Youth and the Importance of Quieting – Part 1: What is “Quieting”?

“Quieting after both joyful and upsetting emotions is the strongest predictor of lifelong mental health.”

– Chris Coursey, Transforming Fellowship: 19 Brain Skills That Build Joyful Community 

 

What is quieting? In short, quieting is the ability to calm our minds and bodies after nervous system activation. As I will discuss, this skill is crucial for mental health and relationships. I have worked with teens through the years, teaching dance and facilitating teen ministry; during that time, I noticed many teens struggle with quieting themselves in a way that is beneficial. I have observed teens getting overwhelmed easily, shutting down, struggling with focus, and feeling uncomfortable being alone without distractions. More recently, I also found that many adults are frustrated by the lack of teens’ ability to quiet and feel lost about how to help teens get better at this necessary skill. Thus, I decided to learn more about quieting myself through my research leading to this compilation. In this three-part blog series, I discuss what quieting is (for everyone, including teens), why it is so important, what it bypasses youth, and how a lack of quieting is likely a large contributor to the negative trends in teen mental health. Finally, I will discuss what we can do as a community to help adolescents grow in the skill of quieting.

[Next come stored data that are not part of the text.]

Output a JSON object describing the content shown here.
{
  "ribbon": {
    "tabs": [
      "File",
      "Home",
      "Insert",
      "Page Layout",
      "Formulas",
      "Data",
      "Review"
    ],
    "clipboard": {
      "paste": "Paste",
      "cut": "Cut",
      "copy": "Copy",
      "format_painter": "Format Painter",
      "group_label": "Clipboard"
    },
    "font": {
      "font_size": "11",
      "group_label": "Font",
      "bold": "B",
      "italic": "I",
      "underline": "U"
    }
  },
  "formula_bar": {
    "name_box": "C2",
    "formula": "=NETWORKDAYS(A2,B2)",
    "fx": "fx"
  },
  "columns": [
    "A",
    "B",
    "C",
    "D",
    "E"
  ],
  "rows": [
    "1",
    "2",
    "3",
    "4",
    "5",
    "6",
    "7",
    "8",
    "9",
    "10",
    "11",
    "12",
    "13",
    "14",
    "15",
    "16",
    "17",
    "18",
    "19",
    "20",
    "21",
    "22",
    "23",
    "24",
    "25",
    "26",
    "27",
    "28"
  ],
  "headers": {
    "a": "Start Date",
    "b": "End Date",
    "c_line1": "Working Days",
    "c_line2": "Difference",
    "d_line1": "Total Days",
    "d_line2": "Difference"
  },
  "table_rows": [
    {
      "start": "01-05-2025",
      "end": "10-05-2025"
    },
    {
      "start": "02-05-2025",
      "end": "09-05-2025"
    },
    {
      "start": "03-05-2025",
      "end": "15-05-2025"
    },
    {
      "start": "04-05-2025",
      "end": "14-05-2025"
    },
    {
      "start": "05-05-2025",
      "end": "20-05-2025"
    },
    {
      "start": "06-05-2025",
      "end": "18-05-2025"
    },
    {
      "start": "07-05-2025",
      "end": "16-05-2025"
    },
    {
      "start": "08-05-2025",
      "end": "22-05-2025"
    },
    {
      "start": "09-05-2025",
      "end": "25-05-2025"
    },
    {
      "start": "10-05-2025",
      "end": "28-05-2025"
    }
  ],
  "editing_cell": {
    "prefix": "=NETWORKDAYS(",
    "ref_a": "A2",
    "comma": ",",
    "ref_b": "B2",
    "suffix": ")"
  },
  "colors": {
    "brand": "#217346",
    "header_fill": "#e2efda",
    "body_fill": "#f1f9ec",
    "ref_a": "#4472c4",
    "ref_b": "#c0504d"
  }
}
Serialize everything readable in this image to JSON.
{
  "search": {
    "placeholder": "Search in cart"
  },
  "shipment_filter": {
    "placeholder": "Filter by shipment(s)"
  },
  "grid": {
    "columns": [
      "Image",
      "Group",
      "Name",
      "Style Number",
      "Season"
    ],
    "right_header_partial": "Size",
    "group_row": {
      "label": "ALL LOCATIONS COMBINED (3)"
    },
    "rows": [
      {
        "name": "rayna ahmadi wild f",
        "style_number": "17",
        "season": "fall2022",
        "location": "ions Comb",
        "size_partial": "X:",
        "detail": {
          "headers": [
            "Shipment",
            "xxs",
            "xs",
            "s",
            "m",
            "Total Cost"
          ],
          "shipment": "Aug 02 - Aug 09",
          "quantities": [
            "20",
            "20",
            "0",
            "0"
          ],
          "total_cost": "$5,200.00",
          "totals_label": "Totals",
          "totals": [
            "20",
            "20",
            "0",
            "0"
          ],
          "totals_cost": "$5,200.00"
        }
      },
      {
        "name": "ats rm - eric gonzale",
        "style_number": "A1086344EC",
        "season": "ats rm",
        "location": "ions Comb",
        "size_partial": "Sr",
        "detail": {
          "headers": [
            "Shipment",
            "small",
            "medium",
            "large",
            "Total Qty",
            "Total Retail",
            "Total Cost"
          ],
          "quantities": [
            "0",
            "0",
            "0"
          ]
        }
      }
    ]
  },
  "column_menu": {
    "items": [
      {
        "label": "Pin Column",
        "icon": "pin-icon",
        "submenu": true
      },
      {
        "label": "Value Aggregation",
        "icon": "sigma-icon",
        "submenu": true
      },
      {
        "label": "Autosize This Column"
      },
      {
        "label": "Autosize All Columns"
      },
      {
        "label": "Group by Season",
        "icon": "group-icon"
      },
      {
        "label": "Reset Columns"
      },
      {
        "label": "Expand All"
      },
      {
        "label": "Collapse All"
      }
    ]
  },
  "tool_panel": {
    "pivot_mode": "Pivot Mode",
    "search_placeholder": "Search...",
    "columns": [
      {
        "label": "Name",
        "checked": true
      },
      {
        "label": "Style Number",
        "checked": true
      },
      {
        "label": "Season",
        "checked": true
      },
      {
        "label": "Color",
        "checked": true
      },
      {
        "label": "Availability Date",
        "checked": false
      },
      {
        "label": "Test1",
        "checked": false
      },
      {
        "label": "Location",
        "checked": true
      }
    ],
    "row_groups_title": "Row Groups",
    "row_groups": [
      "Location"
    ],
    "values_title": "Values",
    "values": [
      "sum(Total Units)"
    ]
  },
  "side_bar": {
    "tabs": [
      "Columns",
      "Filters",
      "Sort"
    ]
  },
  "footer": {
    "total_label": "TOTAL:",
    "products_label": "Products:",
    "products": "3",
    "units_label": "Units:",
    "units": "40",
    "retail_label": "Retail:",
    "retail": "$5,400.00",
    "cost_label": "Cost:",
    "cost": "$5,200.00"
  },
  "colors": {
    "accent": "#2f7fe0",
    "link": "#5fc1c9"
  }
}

Ed Khouri (1), in Becoming a Face of Grace, discusses that quieting is a natural way for our brains to produce serotonin. Serotonin is one of the pivotal neurotransmitters that is essential to mental health contributing to mood regulation. Low levels of serotonin are linked to anxiety, depression, sleep issues, PTSD, OCD, phobias, and more mental health concerns. Serotonin helps us feel calm and peaceful. Learning and practicing various ways to quiet the mind and body give us a natural and sustainable way to increase our serotonin levels. We were designed to need and enjoy rest. Not only do we need to rest from distress and intense situations, but we also need to rest after experiencing high amounts of joy. This allows our brain and body to calm down, get refreshed, and regulate our emotions. As our mind and body calm down, we are able to be more aligned with our true selves instead of being controlled by negative thoughts or beliefs.  Then we can be people who live in a place of peace and joy. This also improves relationships with the people around us because relational connection relies on our personal ability to transition from joy to quiet and back again.

According to Chris Coursey (2), many mental health issues such as depression, anxiety, behavioral disorders, personality disorders, addiction, phobias, and more can spring up when people are not properly using rest to calm the nervous system. Coursey also mentions how quieting can energize the nervous system when necessary. If people do not learn to quiet, they will often look to other activities to get the needed serotonin; however, these alternate activities may not be healthy sources of serotonin.  People can become dependent on these activities or things to manage intense emotions. Coursey adds that people who don’t quiet themselves become overworked, burned out, lost in their devices, caught in addictions, and avoidant of calming themselves.

Quieting looks differently for each person; it’s most important that we find something that works for each of us. Quieting can look like grounding, sitting with a trusted friend in silence, meditation, prayer, journaling exercises, mindfulness practices, and more. Pseudo-quieting, or behaviors and actions we often do to disconnect when we need to quiet temporarily, may include scrolling on social media, binging YouTube or television, drinking or substance use, and other behaviors that substitute relationships (even self-relationship) for avoiding/numbing. Although these feel like they provide quiet, they only offer temporary benefits. True quieting will equip us to feel a sense of peace during stressful and turbulent situations and enable us to be our best selves in those situations.

In the next blog in this series, I will talk more specifically about teens, what we notice with them, and what happens when they do not quiet themselves. In the third and final article of the series, I will discuss ways to help teens learn to improve the skill of quieting.  I am passionate about the concept of helping teens quiet themselves and bringing awareness to parents, family members as well as other community members who work with teens.  There is a societal war working against teens learning this much needed skill, and those of us who understand how necessary the development of quieting is can lead the way in helping the teens in our lives learn how to quiet!

References

  1. Khouri, Ed. Becoming a Face of Grace: Navigating Lasting Relationship with God and Others (p. 214). Illumify Media. Kindle Edition.

  2. Coursey, Chris M. Transforming Fellowship: 19 Brain Skills That Build Joyful Community (p. 59).  Kindle Edition.